Виго идея сразу понравилась. Я уже отмечал, что он питает пристрастие к Венеции. «У вас могло бы получиться что-то толковое. Евреи, золото и Змея — — — это тайны, явленные как Откровение».

*

В маленьких журналах, в студенческих конспектах, в Доме писем Ингрид скоро нашла необходимый материал. Теперь она уверенно работала с луминаром. Прежде всего она ухватила главное: нам следовало бы вернуться к своим семитским корням. Раннее Средиземноморье представляет собой неисчерпаемую модель всех будущих порядков, эдакую предварительную кухню. Так, план «Щегол» был реализован уже финикийцами. Курсирование на парусных судах между городками, ведущими растительное существование; создание собственных факторий на расположенных вблизи чужих берегов островах; разработка засекреченных рудников, даже по ту сторону от Геркулесовых столпов; торговля такими пользующимися высоким спросом товарами, как слоновая кость, стекло, пурпур, серебро; поразительная степень абстрактности в системе финансовых отношений — — — все это в эпоху истоков проявляется более концентрированно, чем при позднейших повторениях. Не следует забывать и о смелости этих первых торговцев — смелости в духе Одиссея и Синдбада, а не испанских и португальских конкистадоров.

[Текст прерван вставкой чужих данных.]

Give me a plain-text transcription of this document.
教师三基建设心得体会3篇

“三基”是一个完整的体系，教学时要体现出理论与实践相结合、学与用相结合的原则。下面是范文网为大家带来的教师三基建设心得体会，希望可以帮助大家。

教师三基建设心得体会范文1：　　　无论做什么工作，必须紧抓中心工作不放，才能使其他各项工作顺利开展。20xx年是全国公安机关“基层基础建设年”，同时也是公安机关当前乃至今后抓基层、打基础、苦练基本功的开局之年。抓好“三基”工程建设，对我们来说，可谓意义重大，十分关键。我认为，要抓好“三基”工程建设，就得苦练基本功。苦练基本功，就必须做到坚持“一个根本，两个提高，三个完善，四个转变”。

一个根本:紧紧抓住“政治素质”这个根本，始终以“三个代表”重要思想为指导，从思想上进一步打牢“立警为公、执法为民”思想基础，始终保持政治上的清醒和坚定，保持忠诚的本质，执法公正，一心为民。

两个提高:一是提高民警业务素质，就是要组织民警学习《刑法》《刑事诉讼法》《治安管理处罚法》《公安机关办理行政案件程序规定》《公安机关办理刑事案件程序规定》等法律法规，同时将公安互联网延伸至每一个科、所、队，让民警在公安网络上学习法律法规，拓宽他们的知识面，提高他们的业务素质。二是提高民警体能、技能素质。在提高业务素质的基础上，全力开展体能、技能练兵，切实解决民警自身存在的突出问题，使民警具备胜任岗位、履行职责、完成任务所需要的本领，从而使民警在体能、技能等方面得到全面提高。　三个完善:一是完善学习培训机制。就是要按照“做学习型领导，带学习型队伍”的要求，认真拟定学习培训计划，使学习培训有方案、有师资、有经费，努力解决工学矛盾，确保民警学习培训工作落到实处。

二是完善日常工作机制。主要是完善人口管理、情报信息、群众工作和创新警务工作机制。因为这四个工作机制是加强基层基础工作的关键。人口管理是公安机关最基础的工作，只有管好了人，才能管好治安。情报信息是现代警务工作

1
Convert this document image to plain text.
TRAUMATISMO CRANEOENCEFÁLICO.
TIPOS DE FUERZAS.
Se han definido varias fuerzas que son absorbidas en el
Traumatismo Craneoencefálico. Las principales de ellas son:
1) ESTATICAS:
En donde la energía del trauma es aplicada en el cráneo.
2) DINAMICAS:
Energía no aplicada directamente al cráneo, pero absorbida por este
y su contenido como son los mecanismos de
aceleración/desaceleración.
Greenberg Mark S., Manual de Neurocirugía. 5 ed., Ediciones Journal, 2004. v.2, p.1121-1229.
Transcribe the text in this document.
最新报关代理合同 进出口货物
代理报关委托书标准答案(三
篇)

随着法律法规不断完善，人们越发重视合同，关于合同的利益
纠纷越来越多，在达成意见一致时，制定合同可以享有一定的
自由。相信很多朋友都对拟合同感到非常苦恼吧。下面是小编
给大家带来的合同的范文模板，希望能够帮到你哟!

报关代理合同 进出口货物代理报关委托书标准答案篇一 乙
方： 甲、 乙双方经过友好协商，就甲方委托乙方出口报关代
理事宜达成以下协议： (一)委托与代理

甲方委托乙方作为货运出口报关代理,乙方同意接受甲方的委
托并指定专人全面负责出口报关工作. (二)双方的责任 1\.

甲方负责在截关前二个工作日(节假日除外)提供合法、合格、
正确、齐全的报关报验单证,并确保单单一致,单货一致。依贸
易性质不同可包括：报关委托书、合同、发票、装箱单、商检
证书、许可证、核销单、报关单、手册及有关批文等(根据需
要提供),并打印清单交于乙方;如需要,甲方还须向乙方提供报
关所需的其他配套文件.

Оттуда открывались широкие перспективы: как, скажем, выглядело бы Средиземноморье, если бы Ганнибал одержал победу над Сципионом или эмир Муса — над крестом?

Нравилось мне и то, что Ингрид вернулась к биосу: мореплавание — фактор вторичный. Есть растения, главным образом травы, которые, распространяясь вширь, образуют целые степи или прерии. Другие же растут в далеко отстоящих друг от друга маленьких изолированных анклавах. Если смотреть на вещи с этой точки зрения, то финикийцы были прежде всего семитами, а уж потом — мореплавателями. Ветер ли разносит семена, воздух ли, эфир ли — главным испытанием оставалась задача сохранить свой биологический вид, как бы далеко друг от друга ни рассеялись его отдельные представители. И после разрушения Города Титом[450] это испытание на нашей планете продолжалось. Конечно, в данном случае, как и в любых других ситуациях, приходилось советоваться с богами: «Благо Израилю, ибо Бог владычествует над ним»[451].

Здесь, как можно предположить, проявилась слабость национал-социализма: он слишком упрощенно воспринял этот биотоп[452], отрешил его от магического консенсуса и стер с лица земли.